REVIEW: BOAT PEOPLE (Pentameters Theatre) ★★★

Boat People is a confident first outing from emerging playwright, Emma Park, with a mini courtroom drama, packed with dramatic testimony.

In the High Court, before a sedate Mr Justice Barebones, (Bryan Hands), the animated Captain Papangelos (played expertly by Giorgio Galassi) is called as a witness, in defence of his employers.

The captain is pitted against a hard-nosed and high-flying Miss Featherstone (Louise Morell), who paints the captain unfavourably and besmirches his good character, finally submitting the good captain put the safety of his ship in danger to rescue immigrants floundering at sea.
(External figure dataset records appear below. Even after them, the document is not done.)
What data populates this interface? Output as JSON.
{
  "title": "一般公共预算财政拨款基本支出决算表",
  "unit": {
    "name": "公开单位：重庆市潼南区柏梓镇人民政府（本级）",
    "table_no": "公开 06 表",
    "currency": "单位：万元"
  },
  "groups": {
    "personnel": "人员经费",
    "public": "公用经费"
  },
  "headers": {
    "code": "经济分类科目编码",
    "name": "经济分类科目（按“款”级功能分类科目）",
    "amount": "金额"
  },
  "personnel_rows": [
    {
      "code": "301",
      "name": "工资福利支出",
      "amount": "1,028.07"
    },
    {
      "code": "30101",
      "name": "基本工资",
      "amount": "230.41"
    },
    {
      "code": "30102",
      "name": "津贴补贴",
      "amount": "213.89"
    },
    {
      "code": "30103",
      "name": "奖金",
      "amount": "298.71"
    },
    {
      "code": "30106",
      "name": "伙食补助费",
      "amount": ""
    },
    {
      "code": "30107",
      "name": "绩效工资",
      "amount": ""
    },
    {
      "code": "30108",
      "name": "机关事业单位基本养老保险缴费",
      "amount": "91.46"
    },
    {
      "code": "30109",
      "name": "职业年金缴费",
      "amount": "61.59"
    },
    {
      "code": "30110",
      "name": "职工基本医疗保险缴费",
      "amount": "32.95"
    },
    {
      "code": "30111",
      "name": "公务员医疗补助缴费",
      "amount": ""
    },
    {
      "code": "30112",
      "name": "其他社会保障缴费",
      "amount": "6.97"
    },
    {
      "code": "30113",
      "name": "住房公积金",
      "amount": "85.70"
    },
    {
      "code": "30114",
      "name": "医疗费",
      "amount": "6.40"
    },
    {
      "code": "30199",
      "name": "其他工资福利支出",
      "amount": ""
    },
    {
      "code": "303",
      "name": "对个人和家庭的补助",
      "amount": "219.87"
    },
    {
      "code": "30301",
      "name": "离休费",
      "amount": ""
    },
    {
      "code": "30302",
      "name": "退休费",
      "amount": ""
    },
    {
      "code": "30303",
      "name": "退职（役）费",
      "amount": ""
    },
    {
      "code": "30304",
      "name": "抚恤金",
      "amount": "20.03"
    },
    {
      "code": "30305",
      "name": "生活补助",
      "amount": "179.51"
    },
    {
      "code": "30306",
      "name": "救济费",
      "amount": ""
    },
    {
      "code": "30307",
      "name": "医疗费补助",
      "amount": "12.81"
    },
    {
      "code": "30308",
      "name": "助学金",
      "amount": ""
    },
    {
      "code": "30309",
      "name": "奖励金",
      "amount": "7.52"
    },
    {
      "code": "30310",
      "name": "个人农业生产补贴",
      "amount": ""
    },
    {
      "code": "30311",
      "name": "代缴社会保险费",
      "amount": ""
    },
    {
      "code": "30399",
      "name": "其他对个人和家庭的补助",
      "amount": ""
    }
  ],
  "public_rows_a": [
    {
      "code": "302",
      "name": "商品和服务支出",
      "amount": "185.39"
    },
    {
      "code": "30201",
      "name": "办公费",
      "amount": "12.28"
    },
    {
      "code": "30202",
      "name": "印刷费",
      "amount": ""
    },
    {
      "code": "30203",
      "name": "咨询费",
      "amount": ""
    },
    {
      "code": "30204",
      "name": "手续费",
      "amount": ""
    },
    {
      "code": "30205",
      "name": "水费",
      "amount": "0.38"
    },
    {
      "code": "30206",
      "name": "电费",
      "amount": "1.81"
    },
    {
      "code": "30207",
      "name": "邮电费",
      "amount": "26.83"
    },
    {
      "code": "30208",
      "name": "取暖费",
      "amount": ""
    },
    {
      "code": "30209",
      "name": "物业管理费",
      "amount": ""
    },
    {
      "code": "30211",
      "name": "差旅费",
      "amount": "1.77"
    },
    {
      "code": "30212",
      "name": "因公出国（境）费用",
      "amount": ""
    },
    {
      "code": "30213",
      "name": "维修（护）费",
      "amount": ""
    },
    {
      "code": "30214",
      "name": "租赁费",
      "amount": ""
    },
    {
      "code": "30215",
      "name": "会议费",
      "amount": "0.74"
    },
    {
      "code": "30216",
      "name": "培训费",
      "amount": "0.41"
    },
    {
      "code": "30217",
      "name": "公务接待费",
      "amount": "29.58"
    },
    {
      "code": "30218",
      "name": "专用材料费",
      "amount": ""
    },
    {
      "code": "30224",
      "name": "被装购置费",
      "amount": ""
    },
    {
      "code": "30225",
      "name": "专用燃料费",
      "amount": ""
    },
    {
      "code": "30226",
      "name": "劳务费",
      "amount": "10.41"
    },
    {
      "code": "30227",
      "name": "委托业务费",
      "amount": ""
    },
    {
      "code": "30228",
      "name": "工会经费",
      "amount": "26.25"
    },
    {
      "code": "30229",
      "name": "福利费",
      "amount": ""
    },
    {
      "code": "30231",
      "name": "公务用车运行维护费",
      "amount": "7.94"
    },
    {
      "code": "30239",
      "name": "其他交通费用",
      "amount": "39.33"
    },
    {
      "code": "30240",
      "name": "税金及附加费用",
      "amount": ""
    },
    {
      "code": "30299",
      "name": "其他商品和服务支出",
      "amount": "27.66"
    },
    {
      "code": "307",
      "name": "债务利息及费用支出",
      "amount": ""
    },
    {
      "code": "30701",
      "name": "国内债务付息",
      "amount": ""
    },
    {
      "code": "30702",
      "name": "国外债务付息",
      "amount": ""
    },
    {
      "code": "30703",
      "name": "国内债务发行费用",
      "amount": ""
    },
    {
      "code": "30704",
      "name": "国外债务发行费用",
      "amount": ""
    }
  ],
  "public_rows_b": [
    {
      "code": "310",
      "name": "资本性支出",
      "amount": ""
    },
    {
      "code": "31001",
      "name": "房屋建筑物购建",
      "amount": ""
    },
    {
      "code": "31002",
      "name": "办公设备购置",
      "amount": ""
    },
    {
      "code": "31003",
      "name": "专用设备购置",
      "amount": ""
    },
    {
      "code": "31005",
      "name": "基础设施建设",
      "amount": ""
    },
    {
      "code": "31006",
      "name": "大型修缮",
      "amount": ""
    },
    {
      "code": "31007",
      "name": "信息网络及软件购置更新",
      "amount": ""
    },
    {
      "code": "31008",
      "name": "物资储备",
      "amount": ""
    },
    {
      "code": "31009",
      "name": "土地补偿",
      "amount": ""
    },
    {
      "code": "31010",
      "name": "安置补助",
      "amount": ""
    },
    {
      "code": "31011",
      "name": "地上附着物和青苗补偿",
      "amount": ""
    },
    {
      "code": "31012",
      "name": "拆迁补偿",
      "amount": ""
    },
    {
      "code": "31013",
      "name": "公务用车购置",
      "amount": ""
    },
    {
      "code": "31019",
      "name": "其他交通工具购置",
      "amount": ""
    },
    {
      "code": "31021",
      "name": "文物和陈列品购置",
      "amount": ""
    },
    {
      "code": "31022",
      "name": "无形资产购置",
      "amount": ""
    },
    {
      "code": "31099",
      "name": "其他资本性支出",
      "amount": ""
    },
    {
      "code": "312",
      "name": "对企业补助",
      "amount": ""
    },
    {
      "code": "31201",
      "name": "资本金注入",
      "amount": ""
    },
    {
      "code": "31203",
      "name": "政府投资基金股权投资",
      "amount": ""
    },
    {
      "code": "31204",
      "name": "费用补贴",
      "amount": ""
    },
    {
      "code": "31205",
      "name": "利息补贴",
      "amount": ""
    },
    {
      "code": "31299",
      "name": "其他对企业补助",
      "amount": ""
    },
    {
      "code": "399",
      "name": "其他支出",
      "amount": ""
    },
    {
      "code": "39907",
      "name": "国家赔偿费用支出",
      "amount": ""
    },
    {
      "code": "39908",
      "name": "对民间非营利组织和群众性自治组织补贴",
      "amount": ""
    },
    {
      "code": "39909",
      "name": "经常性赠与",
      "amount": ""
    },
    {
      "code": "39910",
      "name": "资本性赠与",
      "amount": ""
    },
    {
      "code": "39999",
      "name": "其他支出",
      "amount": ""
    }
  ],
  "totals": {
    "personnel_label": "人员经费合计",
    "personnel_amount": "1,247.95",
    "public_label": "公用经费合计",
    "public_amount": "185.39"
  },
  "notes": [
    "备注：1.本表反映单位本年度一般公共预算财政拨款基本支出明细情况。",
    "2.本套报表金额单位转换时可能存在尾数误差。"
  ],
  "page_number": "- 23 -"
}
This extended playlet tells the story of a man’s honour and sense of duty in a rapidly-changing world, which no longer values these sentiments. Curiously, the dialogue tells the audience more from what it leaves out than what it reveals – the Q&A session with the playwright afterward revealed the audience were left with some unanswered questions; including the outcome of the court case.

Roger Sansom’s dialogue is confined to opening the court’s business and calling the witness; nevertheless, Sansom’s facial expressions reveal all you need to know about his thoughts on the testimony.

Overall, the production isn’t bad. It’s 40 minutes well-spent, but just as the story gets going and the audiences interest is peaked – blackout! The audience was left wanting answers, a result, a verdict, a conclusion. The story has a start, a middle, but in this case, no end. The story has so much it could give and the faux wood panelling and black gowns effect could have been achieved better by stripping this production back down.

When the major criticism is the brevity though – you must be getting something right.